In the first part of my talk, I will discuss Crowdsourcing where collective intelligence of the large crowds is leveraged to accomplish a task. I will present a novel online algorithm, called CrowdSense to approximate the crowd. The problem of approximating the crowd" is that of estimating the crowd's majority opinion on a budget, -that is by querying only a subset of the crowd. Our goal is to determine the majority opinion of a crowd, on a series of questions with a limited budget. CrowdSense dynamically samples subsets of labelers based on an exploration/exploitation criterion. The algorithm produces a weighted combination of a subset of the labelers' votes that approximates the crowd's opinion. I will also introduce two variations of CrowdSense that make various distributional assumptions to handle distinct crowd characteristics.
In the second part of my talk, I will take you to the world of underground Energy Grids. I will present a new statistical model for predicting discrete events over time, called Reactive Point Processes (RPP's). RPP's are a natural fit for many different domains, but their development was motivated by the problem of predicting serious events such as fires, explosions and power failures in the underground electrical grid of New York City. Power grid reliability is todays major source of concern as the electrical grid is aging but the demand for electricity is increasing. The order in which the electrical grids parts are inspected is critical to preventing serious events and power failures. The most vulnerable parts of the grid should be inspected and repaired with the highest priority before a serious event occurs in order to ensure electrical service reliability and public safety. I will show that RPPs are very effective in modeling the vulnerability of the electric structures in the grid by using the historical data of events and inspections. With RPPs serious events at the energy grid can be predicted in the short term, which permits the energy companies i) to take preventive action to keep vulnerability levels to the serious events low for the reliability of the power grid and ii) to help make broader policy decisions for power grid maintenance.
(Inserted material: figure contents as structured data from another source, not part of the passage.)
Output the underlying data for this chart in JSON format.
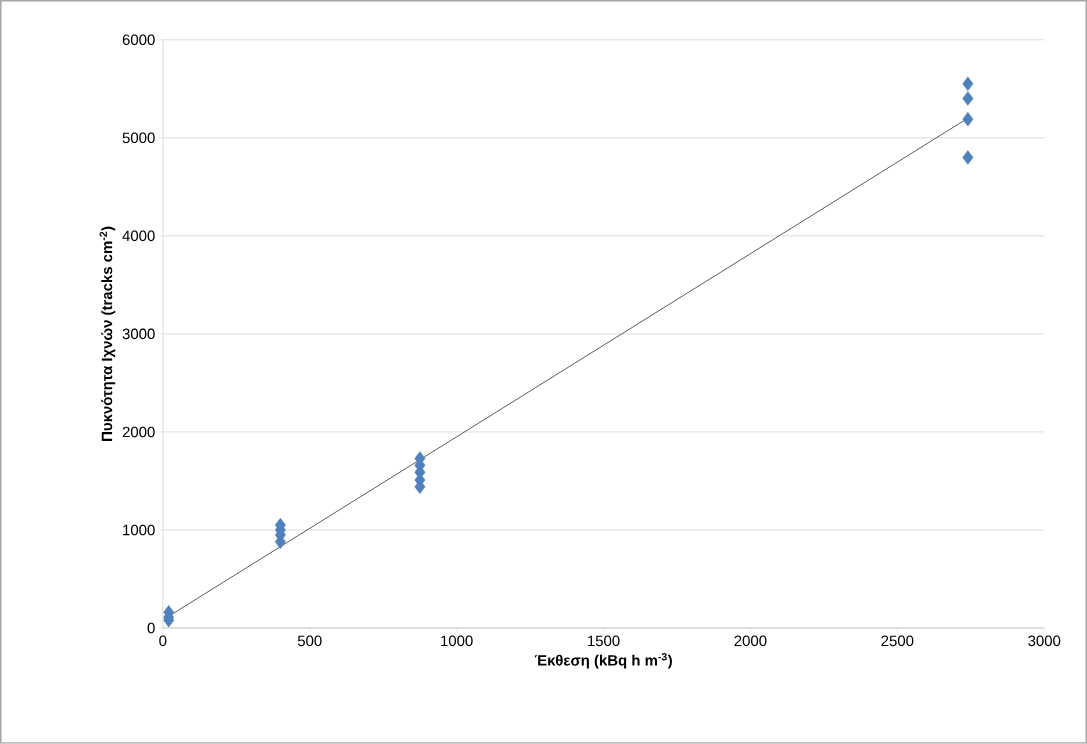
{
  "chart_data": {
    "type": "scatter",
    "xlabel": "Έκθεση (kBq h m$^{-3}$)",
    "ylabel": "Πυκνότητα Ιχνών (tracks cm$^{-2}$)",
    "xlim": [
      0,
      3000
    ],
    "xticks": [
      0,
      500,
      1000,
      1500,
      2000,
      2500,
      3000
    ],
    "ylim": [
      0,
      6000
    ],
    "yticks": [
      0,
      1000,
      2000,
      3000,
      4000,
      5000,
      6000
    ],
    "grid": "y",
    "marker": "diamond",
    "legend": false,
    "series": [
      {
        "color": "#4f81bd",
        "x": [
          20,
          20,
          20,
          400,
          400,
          400,
          400,
          875,
          875,
          875,
          875,
          875,
          2740,
          2740,
          2740,
          2740
        ],
        "values": [
          160,
          110,
          80,
          1050,
          1000,
          950,
          880,
          1730,
          1660,
          1590,
          1510,
          1440,
          5550,
          5400,
          5190,
          4800
        ]
      },
      {
        "type": "line",
        "color": "#333333",
        "marker": "none",
        "x": [
          20,
          2740
        ],
        "values": [
          120,
          5200
        ]
      }
    ]
  }
}
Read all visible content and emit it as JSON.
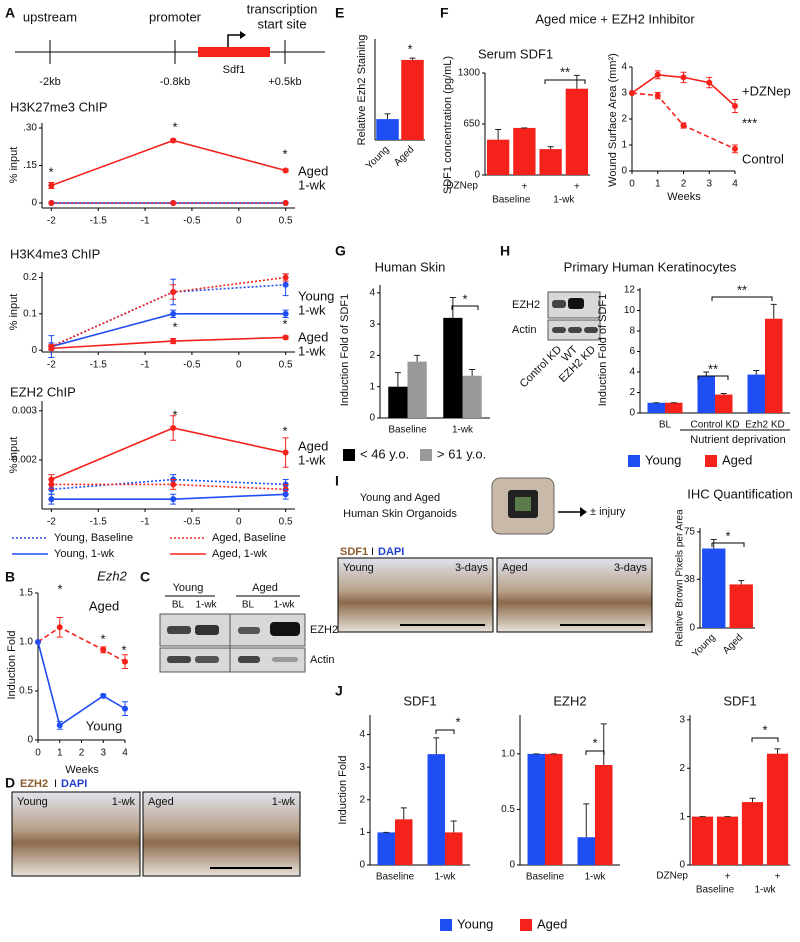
{
  "figure": {
    "letters": [
      "A",
      "B",
      "C",
      "D",
      "E",
      "F",
      "G",
      "H",
      "I",
      "J"
    ],
    "gene": [
      "upstream",
      "promoter",
      "transcription",
      "start site",
      "Sdf1",
      "-2kb",
      "-0.8kb",
      "+0.5kb"
    ],
    "f_title": "Aged mice + EZH2 Inhibitor",
    "blot_c": [
      "Young",
      "Aged",
      "BL",
      "1-wk",
      "BL",
      "1-wk",
      "EZH2",
      "Actin"
    ],
    "stain_d": [
      "EZH2",
      "I",
      "DAPI",
      "Young",
      "1-wk",
      "Aged",
      "1-wk"
    ],
    "blot_h": [
      "EZH2",
      "Actin",
      "Control KD",
      "WT",
      "EZH2 KD"
    ],
    "organoid_i": [
      "Young and Aged",
      "Human Skin Organoids",
      "± injury",
      "SDF1",
      "I",
      "DAPI",
      "Young",
      "3-days",
      "Aged",
      "3-days"
    ]
  },
  "chart_data": [
    {
      "type": "line",
      "title": "H3K27me3 ChIP",
      "ylabel": "% input",
      "x": [
        -2,
        -0.7,
        0.5
      ],
      "xlim": [
        -2.1,
        0.6
      ],
      "xticks": [
        -2,
        -1.5,
        -1,
        -0.5,
        0,
        0.5
      ],
      "ylim": [
        -0.02,
        0.32
      ],
      "yticks": [
        0,
        {
          "value": 0.15,
          "label": ".15"
        },
        {
          "value": 0.3,
          "label": ".30"
        }
      ],
      "series": [
        {
          "color": "#1f4ef5",
          "style": "dotted",
          "values": [
            0,
            0,
            0
          ]
        },
        {
          "color": "#1f4ef5",
          "style": "solid",
          "values": [
            0,
            0,
            0
          ]
        },
        {
          "color": "#f5221b",
          "style": "dotted",
          "values": [
            0,
            0,
            0
          ]
        },
        {
          "color": "#f5221b",
          "style": "solid",
          "values": [
            0.07,
            0.25,
            0.13
          ],
          "errors": [
            0.012,
            0.006,
            0.006
          ]
        }
      ],
      "annotations": [
        "*",
        "*",
        "*",
        "Aged",
        "1-wk"
      ]
    },
    {
      "type": "line",
      "title": "H3K4me3 ChIP",
      "ylabel": "% input",
      "x": [
        -2,
        -0.7,
        0.5
      ],
      "xlim": [
        -2.1,
        0.6
      ],
      "xticks": [
        -2,
        -1.5,
        -1,
        -0.5,
        0,
        0.5
      ],
      "ylim": [
        -0.005,
        0.215
      ],
      "yticks": [
        0,
        0.1,
        0.2
      ],
      "series": [
        {
          "color": "#1f4ef5",
          "style": "dotted",
          "values": [
            0.01,
            0.16,
            0.18
          ],
          "errors": [
            0.03,
            0.035,
            0.03
          ]
        },
        {
          "color": "#1f4ef5",
          "style": "solid",
          "values": [
            0.01,
            0.1,
            0.1
          ],
          "errors": [
            0.01,
            0.01,
            0.01
          ]
        },
        {
          "color": "#f5221b",
          "style": "dotted",
          "values": [
            0.01,
            0.16,
            0.2
          ],
          "errors": [
            0.005,
            0.02,
            0.01
          ]
        },
        {
          "color": "#f5221b",
          "style": "solid",
          "values": [
            0.005,
            0.025,
            0.035
          ],
          "errors": [
            0.005,
            0.007,
            0.004
          ]
        }
      ],
      "annotations": [
        "Young",
        "1-wk",
        "*",
        "*",
        "Aged",
        "1-wk"
      ]
    },
    {
      "type": "line",
      "title": "EZH2 ChIP",
      "ylabel": "% input",
      "x": [
        -2,
        -0.7,
        0.5
      ],
      "xlim": [
        -2.1,
        0.6
      ],
      "xticks": [
        -2,
        -1.5,
        -1,
        -0.5,
        0,
        0.5
      ],
      "ylim": [
        0.001,
        0.0032
      ],
      "yticks": [
        0.002,
        0.003
      ],
      "series": [
        {
          "name": "Young, Baseline",
          "color": "#1f4ef5",
          "style": "dotted",
          "values": [
            0.0014,
            0.0016,
            0.0015
          ],
          "errors": [
            0.0001,
            0.0001,
            0.0001
          ]
        },
        {
          "name": "Aged, Baseline",
          "color": "#f5221b",
          "style": "dotted",
          "values": [
            0.0015,
            0.0015,
            0.0014
          ],
          "errors": [
            0.0001,
            0.0001,
            0.0001
          ]
        },
        {
          "name": "Young, 1-wk",
          "color": "#1f4ef5",
          "style": "solid",
          "values": [
            0.0012,
            0.0012,
            0.0013
          ],
          "errors": [
            0.0001,
            0.0001,
            0.0001
          ]
        },
        {
          "name": "Aged, 1-wk",
          "color": "#f5221b",
          "style": "solid",
          "values": [
            0.0016,
            0.00265,
            0.00215
          ],
          "errors": [
            0.0001,
            0.00025,
            0.0003
          ]
        }
      ],
      "annotations": [
        "*",
        "*",
        "Aged",
        "1-wk"
      ]
    },
    {
      "type": "line",
      "title": "Ezh2",
      "xlabel": "Weeks",
      "ylabel": "Induction Fold",
      "x": [
        0,
        1,
        3,
        4
      ],
      "xlim": [
        0,
        4
      ],
      "xticks": [
        0,
        1,
        2,
        3,
        4
      ],
      "ylim": [
        0,
        1.5
      ],
      "yticks": [
        0,
        0.5,
        {
          "value": 1,
          "label": "1.0"
        },
        1.5
      ],
      "series": [
        {
          "name": "Aged",
          "color": "#f5221b",
          "style": "dashed",
          "values": [
            1,
            1.15,
            0.92,
            0.8
          ],
          "errors": [
            0,
            0.1,
            0.03,
            0.07
          ]
        },
        {
          "name": "Young",
          "color": "#1f4ef5",
          "style": "solid",
          "values": [
            1,
            0.15,
            0.45,
            0.32
          ],
          "errors": [
            0,
            0.04,
            0.02,
            0.07
          ]
        }
      ],
      "annotations": [
        "*",
        "*",
        "*"
      ]
    },
    {
      "type": "bar",
      "ylabel": "Relative Ezh2 Staining",
      "categories": [
        "Young",
        "Aged"
      ],
      "ylim": [
        0,
        2.9
      ],
      "series": [
        {
          "colors": [
            "#1f4ef5",
            "#f5221b"
          ],
          "values": [
            0.6,
            2.3
          ],
          "errors": [
            0.15,
            0.05
          ]
        }
      ],
      "annotations": [
        "*"
      ]
    },
    {
      "type": "bar",
      "title": "Serum SDF1",
      "ylabel": "SDF1 concentration (pg/mL)",
      "categories": [
        null,
        "+",
        null,
        "+"
      ],
      "category_label": "DZNep",
      "groups": [
        "Baseline",
        "1-wk"
      ],
      "ylim": [
        0,
        1300
      ],
      "yticks": [
        0,
        650,
        1300
      ],
      "series": [
        {
          "color": "#f5221b",
          "values": [
            450,
            600,
            330,
            1100
          ],
          "errors": [
            130,
            0,
            30,
            170
          ]
        }
      ],
      "annotations": [
        "**"
      ]
    },
    {
      "type": "line",
      "ylabel": "Wound Surface Area (mm²)",
      "xlabel": "Weeks",
      "xlim": [
        0,
        4
      ],
      "xticks": [
        0,
        1,
        2,
        3,
        4
      ],
      "ylim": [
        0,
        4
      ],
      "yticks": [
        0,
        1,
        2,
        3,
        4
      ],
      "series": [
        {
          "name": "+DZNep",
          "color": "#f5221b",
          "style": "solid",
          "x": [
            0,
            1,
            2,
            3,
            4
          ],
          "values": [
            3,
            3.7,
            3.6,
            3.4,
            2.5
          ],
          "errors": [
            0,
            0.15,
            0.2,
            0.2,
            0.25
          ]
        },
        {
          "name": "Control",
          "color": "#f5221b",
          "style": "dashed",
          "x": [
            0,
            1,
            2,
            4
          ],
          "values": [
            3,
            2.9,
            1.75,
            0.85
          ],
          "errors": [
            0,
            0.12,
            0.1,
            0.15
          ]
        }
      ],
      "annotations": [
        "***"
      ]
    },
    {
      "type": "bar",
      "title": "Human Skin",
      "ylabel": "Induction Fold of SDF1",
      "categories": [
        "Baseline",
        "1-wk"
      ],
      "ylim": [
        0,
        4.25
      ],
      "yticks": [
        0,
        1,
        2,
        3,
        4
      ],
      "series": [
        {
          "name": "< 46 y.o.",
          "color": "#000000",
          "values": [
            1,
            3.2
          ],
          "errors": [
            0.45,
            0.65
          ]
        },
        {
          "name": "> 61 y.o.",
          "color": "#999999",
          "values": [
            1.8,
            1.35
          ],
          "errors": [
            0.2,
            0.2
          ]
        }
      ],
      "annotations": [
        "*"
      ]
    },
    {
      "type": "bar",
      "title": "Primary Human Keratinocytes",
      "ylabel": "Induction Fold of SDF1",
      "categories": [
        "BL",
        "Control KD",
        "Ezh2 KD"
      ],
      "group_label": "Nutrient deprivation",
      "ylim": [
        0,
        12.2
      ],
      "yticks": [
        0,
        2,
        4,
        6,
        8,
        10,
        12
      ],
      "series": [
        {
          "name": "Young",
          "color": "#1f4ef5",
          "values": [
            1,
            3.6,
            3.75
          ],
          "errors": [
            0,
            0.4,
            0.4
          ]
        },
        {
          "name": "Aged",
          "color": "#f5221b",
          "values": [
            1,
            1.8,
            9.2
          ],
          "errors": [
            0,
            0.1,
            1.4
          ]
        }
      ],
      "annotations": [
        "**",
        "**"
      ]
    },
    {
      "type": "bar",
      "title": "IHC Quantification",
      "ylabel": "Relative Brown Pixels per Area",
      "categories": [
        "Young",
        "Aged"
      ],
      "ylim": [
        0,
        78
      ],
      "yticks": [
        0,
        38,
        75
      ],
      "series": [
        {
          "colors": [
            "#1f4ef5",
            "#f5221b"
          ],
          "values": [
            62,
            34
          ],
          "errors": [
            7,
            3
          ]
        }
      ],
      "annotations": [
        "*"
      ]
    },
    {
      "type": "bar",
      "title": "SDF1",
      "ylabel": "Induction Fold",
      "categories": [
        "Baseline",
        "1-wk"
      ],
      "ylim": [
        0,
        4.6
      ],
      "yticks": [
        0,
        1,
        2,
        3,
        4
      ],
      "series": [
        {
          "name": "Young",
          "color": "#1f4ef5",
          "values": [
            1,
            3.4
          ],
          "errors": [
            0,
            0.5
          ]
        },
        {
          "name": "Aged",
          "color": "#f5221b",
          "values": [
            1.4,
            1
          ],
          "errors": [
            0.35,
            0.35
          ]
        }
      ],
      "annotations": [
        "*"
      ]
    },
    {
      "type": "bar",
      "title": "EZH2",
      "categories": [
        "Baseline",
        "1-wk"
      ],
      "ylim": [
        0,
        1.35
      ],
      "yticks": [
        0,
        0.5,
        {
          "value": 1,
          "label": "1.0"
        }
      ],
      "series": [
        {
          "color": "#1f4ef5",
          "values": [
            1,
            0.25
          ],
          "errors": [
            0,
            0.3
          ]
        },
        {
          "color": "#f5221b",
          "values": [
            1,
            0.9
          ],
          "errors": [
            0,
            0.37
          ]
        }
      ],
      "annotations": [
        "*"
      ]
    },
    {
      "type": "bar",
      "title": "SDF1",
      "categories": [
        null,
        "+",
        null,
        "+"
      ],
      "category_label": "DZNep",
      "groups": [
        "Baseline",
        "1-wk"
      ],
      "ylim": [
        0,
        3.1
      ],
      "yticks": [
        0,
        1,
        2,
        3
      ],
      "series": [
        {
          "color": "#f5221b",
          "values": [
            1,
            1,
            1.3,
            2.3
          ],
          "errors": [
            0,
            0,
            0.08,
            0.1
          ]
        }
      ],
      "annotations": [
        "*"
      ]
    }
  ]
}
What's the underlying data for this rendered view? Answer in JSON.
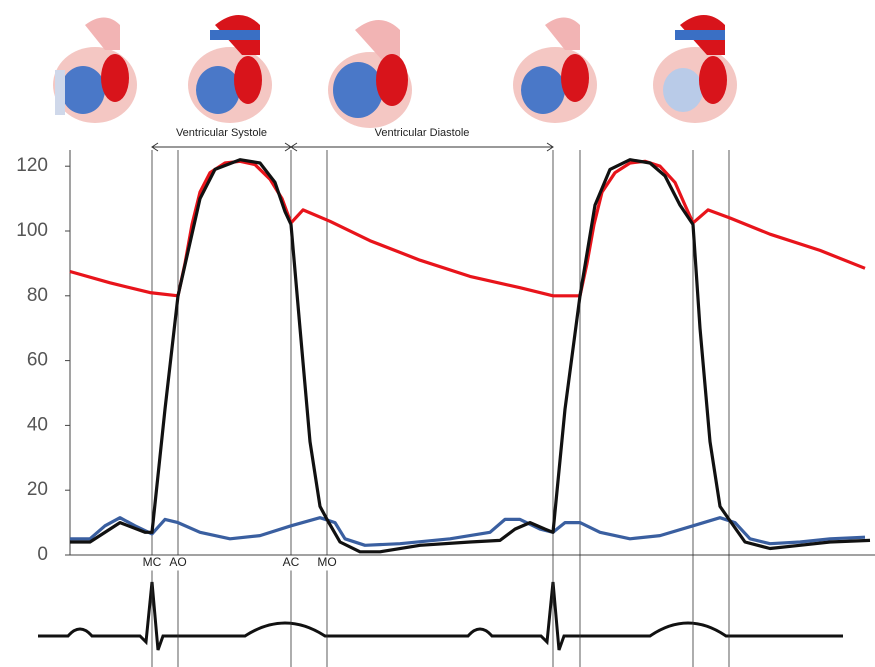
{
  "chart_data": {
    "type": "line",
    "xlim": [
      0,
      805
    ],
    "ylim": [
      0,
      125
    ],
    "yticks": [
      0,
      20,
      40,
      60,
      80,
      100,
      120
    ],
    "markers": [
      {
        "x": 82,
        "label": "MC"
      },
      {
        "x": 108,
        "label": "AO"
      },
      {
        "x": 221,
        "label": "AC"
      },
      {
        "x": 257,
        "label": "MO"
      },
      {
        "x": 483
      },
      {
        "x": 510
      },
      {
        "x": 623
      },
      {
        "x": 659
      }
    ],
    "spans": [
      {
        "label": "Ventricular Systole",
        "from": 82,
        "to": 221
      },
      {
        "label": "Ventricular Diastole",
        "from": 221,
        "to": 483
      }
    ],
    "series": [
      {
        "color": "#e8141b",
        "x": [
          0,
          40,
          80,
          108,
          115,
          122,
          130,
          140,
          155,
          170,
          185,
          200,
          212,
          221,
          233,
          260,
          300,
          350,
          400,
          450,
          483,
          510,
          517,
          524,
          532,
          545,
          560,
          575,
          590,
          605,
          615,
          623,
          638,
          660,
          700,
          750,
          795
        ],
        "values": [
          87.5,
          84,
          81,
          80,
          90,
          102,
          112,
          118,
          121,
          121.5,
          120.5,
          116,
          110,
          102.5,
          106.5,
          103,
          97,
          91,
          86,
          82.5,
          80,
          80,
          90,
          102,
          112,
          118,
          121,
          121.5,
          120,
          115,
          108,
          102.5,
          106.5,
          104,
          99,
          94,
          88.5
        ]
      },
      {
        "color": "#3a5fa0",
        "x": [
          0,
          20,
          35,
          50,
          65,
          82,
          95,
          108,
          130,
          160,
          190,
          221,
          250,
          265,
          275,
          295,
          330,
          380,
          420,
          435,
          450,
          470,
          483,
          495,
          510,
          530,
          560,
          590,
          623,
          650,
          665,
          680,
          700,
          730,
          760,
          795
        ],
        "values": [
          5,
          5,
          9,
          11.5,
          9,
          6.5,
          11,
          10,
          7,
          5,
          6,
          9,
          11.5,
          10,
          5,
          3,
          3.5,
          5,
          7,
          11,
          11,
          8,
          7,
          10,
          10,
          7,
          5,
          6,
          9,
          11.5,
          10,
          5,
          3.5,
          4,
          5,
          5.5
        ]
      },
      {
        "color": "#111111",
        "x": [
          0,
          20,
          50,
          75,
          82,
          95,
          108,
          130,
          145,
          170,
          190,
          205,
          215,
          221,
          230,
          240,
          250,
          257,
          270,
          290,
          310,
          350,
          400,
          430,
          445,
          460,
          475,
          483,
          495,
          510,
          525,
          540,
          560,
          580,
          595,
          610,
          623,
          630,
          640,
          650,
          659,
          675,
          700,
          730,
          760,
          800
        ],
        "values": [
          4,
          4,
          10,
          7,
          7,
          45,
          80,
          110,
          119,
          122,
          121,
          115,
          106,
          102,
          70,
          35,
          15,
          11,
          4,
          1,
          1,
          3,
          4,
          4.5,
          8,
          10,
          8,
          7,
          45,
          80,
          108,
          119,
          122,
          121,
          117,
          108,
          102,
          70,
          35,
          15,
          11,
          4,
          2,
          3,
          4,
          4.5
        ]
      }
    ]
  }
}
Bio: Seyda Ertekin currently works as a computer scientist at Massachusetts Institute of Technology (MIT) and is the co-PI of the Big Data analysis projects at MIT Sloan. She received her BSc degree in Electrical & Electronics Engineering from Middle East Technical University (METU) and PhD degree in Computer Science & Engineering from the Pennsylvania State University - University Park. During her PhD studies, she worked as a researcher at the Machine Learning group of the NEC Research Laboratories in Princeton, NJ. She also worked at wireless communication projects at ASELSAN Inc, in Turkey. Her current research at MIT bridges theoretical and experimental computer science to design machine learning algorithms and statistical models to solve real-world problems in the fields of data mining and information retrieval. At MIT, she is the member of the first prize winner team at the INFORMS 2013 Innovative Applications in Analytics Award.